DLP and AI / Azure Workloads
For AI workloads and Azure services, DLP is part of a broader control set:
- Purview DLP governs content flowing through Microsoft 365 and integrated services that may feed AI assistants and copilots.
- On Azure resources such as Azure OpenAI, you use a combination of:
- Network restrictions (restrictOutboundNetworkAccess, private endpoints, NSGs, and firewalls) to prevent services from calling unauthorized external endpoints.
- Microsoft Defender for Cloud policies and recommendations for monitoring misconfigurations, exposed endpoints, and suspicious activity.
- Audit logging to verify that sensitive data is not being transmitted where it shouldn’t be.
Together, these capabilities give you both content-centric controls (DLP) and infrastructure-level controls (network and posture management) for AI workloads.
Compliance, Monitoring, and Ongoing Governance
Meeting regulatory requirements in Azure demands continuous visibility into where sensitive data lives, how it moves, and who can access it.
- Azure Policy enforces configuration baselines at scale: ensuring encryption is enabled, secure transfer is required, TLS versions are restricted, and storage locations meet regional requirements.
- For GDPR, you can use policy to restrict data storage to approved EU regions; for HIPAA, you enforce audit logging, encryption, and access controls on systems that handle PHI.
- Periodic audits should verify:
- Encryption is enabled across all storage accounts and databases.
- Key rotation schedules for CMKs are in place and adhered to.
- DLP policies cover intended data types and locations.
- Role-based access control (RBAC) and Privileged Identity Management (PIM) are used to maintain least-privilege access.
Azure Monitor and Microsoft Defender for Cloud provide real-time visibility into encryption status, access anomalies, misconfigurations, and policy violations across your subscriptions.

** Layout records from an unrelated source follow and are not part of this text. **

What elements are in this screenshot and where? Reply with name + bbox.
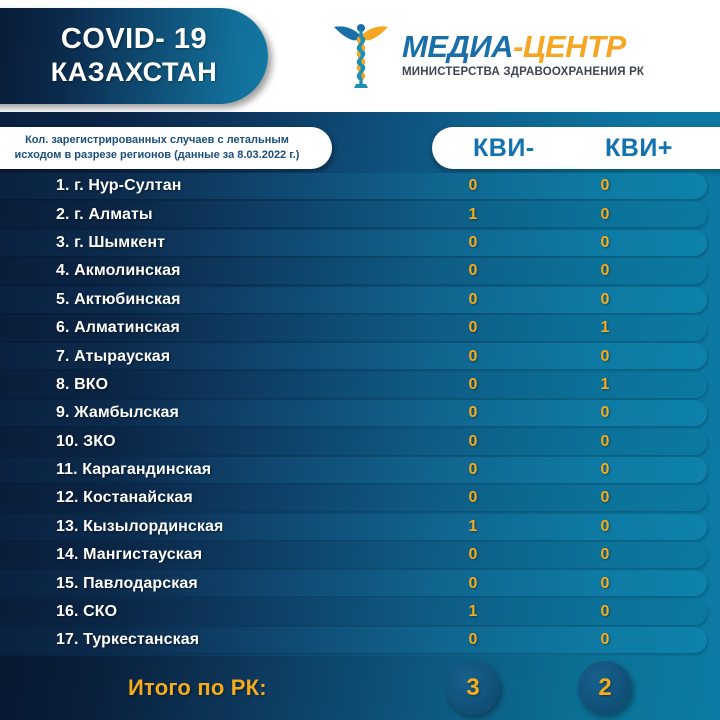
region-name: 3. г. Шымкент [56,229,165,257]
region-name: 7. Атырауская [56,342,170,370]
subtitle-text: Кол. зарегистрированных случаев с леталь… [15,133,300,163]
table-row: 15. Павлодарская00 [0,569,710,597]
logo-text: МЕДИА-ЦЕНТР МИНИСТЕРСТВА ЗДРАВООХРАНЕНИЯ… [402,30,644,80]
region-name: 11. Карагандинская [56,456,211,484]
cell-negative: 0 [453,456,493,484]
region-name: 14. Мангистауская [56,541,202,569]
page-title-line1: COVID- 19 [61,23,207,56]
table-row: 9. Жамбылская00 [0,399,710,427]
cell-positive: 0 [585,200,625,228]
table-row: 12. Костанайская00 [0,484,710,512]
caduceus-icon [330,19,392,91]
subtitle-line1: Кол. зарегистрированных случаев с леталь… [15,133,300,148]
cell-negative: 1 [453,598,493,626]
table-row: 17. Туркестанская00 [0,626,710,654]
cell-negative: 0 [453,399,493,427]
cell-negative: 0 [453,229,493,257]
cell-positive: 0 [585,513,625,541]
region-name: 13. Кызылординская [56,513,223,541]
logo-word-media: МЕДИА [402,29,513,64]
page-title-line2: КАЗАХСТАН [51,56,218,89]
title-block: COVID- 19 КАЗАХСТАН [0,8,268,104]
region-name: 10. ЗКО [56,428,116,456]
region-table: 1. г. Нур-Султан002. г. Алматы103. г. Шы… [0,172,720,655]
cell-negative: 0 [453,428,493,456]
region-name: 4. Акмолинская [56,257,181,285]
subtitle-pill: Кол. зарегистрированных случаев с леталь… [0,127,332,169]
total-positive-badge: 2 [578,661,632,715]
region-name: 16. СКО [56,598,117,626]
region-name: 1. г. Нур-Султан [56,172,182,200]
table-row: 13. Кызылординская10 [0,513,710,541]
table-row: 5. Актюбинская00 [0,286,710,314]
cell-positive: 0 [585,626,625,654]
table-row: 6. Алматинская01 [0,314,710,342]
table-row: 4. Акмолинская00 [0,257,710,285]
cell-positive: 0 [585,428,625,456]
cell-positive: 0 [585,569,625,597]
cell-positive: 0 [585,286,625,314]
cell-positive: 0 [585,257,625,285]
infographic-page: COVID- 19 КАЗАХСТАН МЕДИА-ЦЕНТР [0,0,720,720]
cell-positive: 0 [585,598,625,626]
logo-word-center: -ЦЕНТР [513,29,626,64]
column-header-pill: КВИ- КВИ+ [432,127,720,169]
region-name: 15. Павлодарская [56,569,198,597]
total-negative-badge: 3 [446,661,500,715]
cell-negative: 0 [453,484,493,512]
region-name: 5. Актюбинская [56,286,181,314]
region-name: 6. Алматинская [56,314,180,342]
subtitle-line2: исходом в разрезе регионов (данные за 8.… [15,148,300,163]
logo-subtitle: МИНИСТЕРСТВА ЗДРАВООХРАНЕНИЯ РК [402,65,644,80]
header-band: COVID- 19 КАЗАХСТАН МЕДИА-ЦЕНТР [0,0,720,112]
cell-negative: 0 [453,569,493,597]
cell-positive: 1 [585,371,625,399]
cell-negative: 0 [453,286,493,314]
cell-negative: 1 [453,513,493,541]
table-row: 2. г. Алматы10 [0,200,710,228]
cell-negative: 0 [453,541,493,569]
column-header-negative: КВИ- [473,134,535,163]
table-row: 1. г. Нур-Султан00 [0,172,710,200]
table-row: 14. Мангистауская00 [0,541,710,569]
cell-negative: 0 [453,172,493,200]
table-row: 8. ВКО01 [0,371,710,399]
cell-negative: 0 [453,314,493,342]
region-name: 17. Туркестанская [56,626,199,654]
media-center-logo: МЕДИА-ЦЕНТР МИНИСТЕРСТВА ЗДРАВООХРАНЕНИЯ… [330,14,644,96]
table-row: 10. ЗКО00 [0,428,710,456]
cell-positive: 0 [585,172,625,200]
total-label: Итого по РК: [128,675,267,701]
cell-negative: 0 [453,257,493,285]
cell-negative: 1 [453,200,493,228]
cell-positive: 0 [585,399,625,427]
cell-negative: 0 [453,626,493,654]
cell-negative: 0 [453,371,493,399]
table-row: 11. Карагандинская00 [0,456,710,484]
region-name: 2. г. Алматы [56,200,153,228]
region-name: 9. Жамбылская [56,399,179,427]
table-row: 3. г. Шымкент00 [0,229,710,257]
region-name: 12. Костанайская [56,484,193,512]
cell-positive: 1 [585,314,625,342]
table-row: 7. Атырауская00 [0,342,710,370]
total-row: Итого по РК: 3 2 [0,656,720,720]
cell-positive: 0 [585,229,625,257]
logo-wordmark: МЕДИА-ЦЕНТР [402,30,644,64]
region-name: 8. ВКО [56,371,108,399]
cell-negative: 0 [453,342,493,370]
table-row: 16. СКО10 [0,598,710,626]
cell-positive: 0 [585,456,625,484]
cell-positive: 0 [585,541,625,569]
cell-positive: 0 [585,342,625,370]
column-header-positive: КВИ+ [605,134,673,163]
cell-positive: 0 [585,484,625,512]
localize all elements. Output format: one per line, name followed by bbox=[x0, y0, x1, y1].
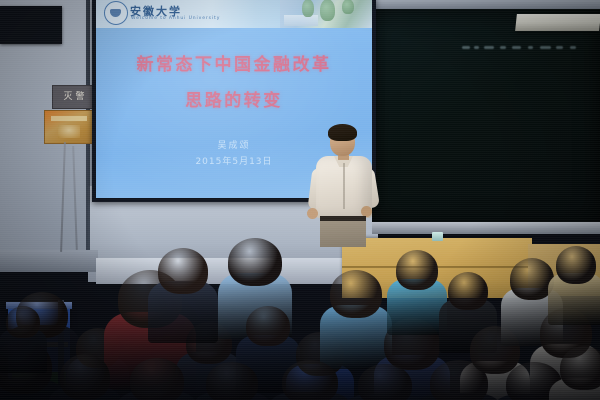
audience-member-head bbox=[330, 270, 382, 318]
chalk-mark bbox=[570, 46, 576, 49]
board-light-fixture bbox=[515, 14, 600, 31]
lecture-hall-photo: 灭 警 安徽大学 Welcome to Anhui University bbox=[0, 0, 600, 400]
chalk-mark bbox=[462, 46, 470, 49]
audience-member-head bbox=[206, 362, 258, 400]
audience-member-head bbox=[560, 346, 600, 390]
chalk-mark bbox=[474, 46, 479, 49]
chalk-mark bbox=[540, 46, 551, 49]
campus-photo bbox=[280, 0, 372, 28]
safety-notice-poster bbox=[44, 110, 94, 144]
speaker-hair bbox=[328, 124, 357, 141]
blackboard bbox=[372, 9, 600, 225]
university-name-en: Welcome to Anhui University bbox=[131, 16, 220, 21]
blackboard-top-rail bbox=[372, 0, 600, 9]
audience-member-head bbox=[158, 248, 208, 294]
chalk-mark bbox=[500, 46, 506, 49]
slide-header-band: 安徽大学 Welcome to Anhui University bbox=[96, 0, 372, 28]
audience-member-head bbox=[6, 306, 40, 338]
wall-sign-char-1: 灭 bbox=[63, 93, 72, 102]
audience-member-head bbox=[358, 364, 412, 400]
audience-member-head bbox=[448, 272, 488, 310]
audience-member-head bbox=[60, 354, 110, 400]
speaker-left-hand bbox=[307, 208, 318, 219]
poster-strip bbox=[51, 116, 87, 121]
slide-title-line-2: 思路的转变 bbox=[96, 86, 372, 111]
chalk-mark bbox=[512, 46, 521, 49]
chalk-mark bbox=[528, 46, 533, 49]
poster-graphic bbox=[58, 125, 80, 138]
wall-vent bbox=[0, 6, 62, 44]
speaker-shirt-placket bbox=[343, 163, 345, 209]
campus-tree-icon bbox=[320, 0, 335, 21]
university-seal-icon bbox=[104, 1, 128, 25]
campus-building bbox=[284, 15, 318, 26]
chalk-mark bbox=[556, 46, 563, 49]
audience-member-head bbox=[130, 358, 184, 400]
audience bbox=[0, 236, 600, 400]
campus-tree-icon bbox=[342, 0, 354, 14]
audience-member-head bbox=[396, 250, 438, 290]
audience-member-head bbox=[228, 238, 282, 286]
audience-member-head bbox=[556, 246, 596, 284]
blackboard-ledge bbox=[372, 222, 600, 234]
audience-member-head bbox=[282, 360, 338, 400]
audience-member-head bbox=[430, 360, 488, 400]
audience-member-head bbox=[246, 306, 290, 346]
wall-sign: 灭 警 bbox=[52, 85, 96, 109]
slide-title-line-1: 新常态下中国金融改革 bbox=[96, 50, 372, 75]
chalk-mark bbox=[484, 46, 494, 49]
wall-sign-char-2: 警 bbox=[76, 93, 85, 102]
campus-tree-icon bbox=[302, 0, 314, 17]
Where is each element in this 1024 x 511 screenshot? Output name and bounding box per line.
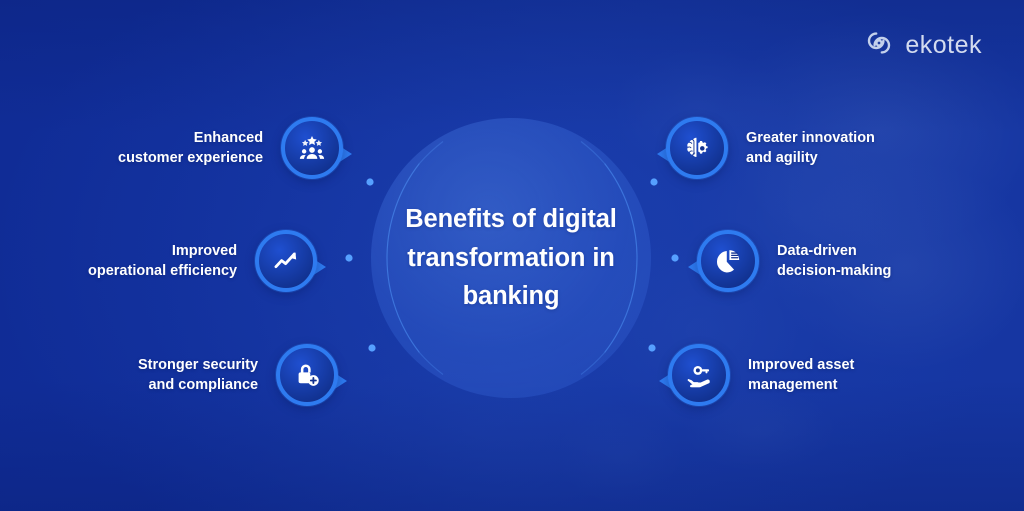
trending-up-arrow-icon (272, 247, 300, 275)
center-circle: Benefits of digital transformation in ba… (371, 118, 651, 398)
benefit-badge[interactable] (255, 230, 317, 292)
benefit-label: Greater innovation and agility (746, 128, 875, 168)
benefit-label: Improved asset management (748, 355, 854, 395)
benefit-stronger-security-and-compliance[interactable]: Stronger security and compliance (138, 344, 350, 406)
benefit-label: Enhanced customer experience (118, 128, 263, 168)
benefit-badge[interactable] (668, 344, 730, 406)
benefit-enhanced-customer-experience[interactable]: Enhanced customer experience (118, 117, 350, 179)
pie-chart-icon (714, 247, 742, 275)
benefit-label: Stronger security and compliance (138, 355, 258, 395)
benefit-badge[interactable] (276, 344, 338, 406)
page-title: Benefits of digital transformation in ba… (386, 200, 636, 316)
infographic-canvas: ekotek (0, 0, 1024, 511)
brain-gear-icon (683, 134, 711, 162)
benefit-label: Data-driven decision-making (777, 241, 891, 281)
lock-plus-icon (293, 361, 321, 389)
benefit-improved-asset-management[interactable]: Improved asset management (668, 344, 930, 406)
benefit-greater-innovation-and-agility[interactable]: Greater innovation and agility (666, 117, 926, 179)
benefit-badge[interactable] (281, 117, 343, 179)
benefit-label: Improved operational efficiency (88, 241, 237, 281)
people-stars-icon (297, 133, 327, 163)
benefit-badge[interactable] (666, 117, 728, 179)
benefit-badge[interactable] (697, 230, 759, 292)
benefit-improved-operational-efficiency[interactable]: Improved operational efficiency (88, 230, 320, 292)
benefit-data-driven-decision-making[interactable]: Data-driven decision-making (697, 230, 963, 292)
hand-holding-coin-icon (685, 361, 714, 390)
diagram-stage: Benefits of digital transformation in ba… (0, 0, 1024, 511)
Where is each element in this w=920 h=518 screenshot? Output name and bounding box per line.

How Sentra Complements Azure's Native Controls
Sentra is a cloud-native data security platform that discovers and governs sensitive data at petabyte scale directly inside your Azure environment - data never leaves your control. It provides complete visibility into:
- Where sensitive data actually resides across Azure Storage, databases, SaaS integrations, and hybrid environments
- How that data moves between services, regions, and environments, including into AI training pipelines and copilots
- Who and what has access, and where excessive permissions or toxic combinations put regulated data at risk
Sentra’s AI-powered discovery and classification engine integrates with Microsoft’s ecosystem to:
- Feed high-accuracy labels and data classes into tools like Microsoft Purview DLP, improving policy effectiveness
- Enforce data-driven guardrails that prevent unauthorized AI access to sensitive data
- Identify and help eliminate shadow, redundant, obsolete, or trivial (ROT) data, typically reducing cloud storage costs by around 20% while shrinking the overall attack surface.
Knowing how to protect sensitive data in Azure is not a one-time configuration exercise; it is an ongoing discipline that combines strong encryption, disciplined key management, proactive data loss prevention, and continuous compliance monitoring. Organizations that treat these controls as interconnected layers rather than isolated features will be best positioned to meet current regulatory demands and the emerging security challenges of widespread AI adoption.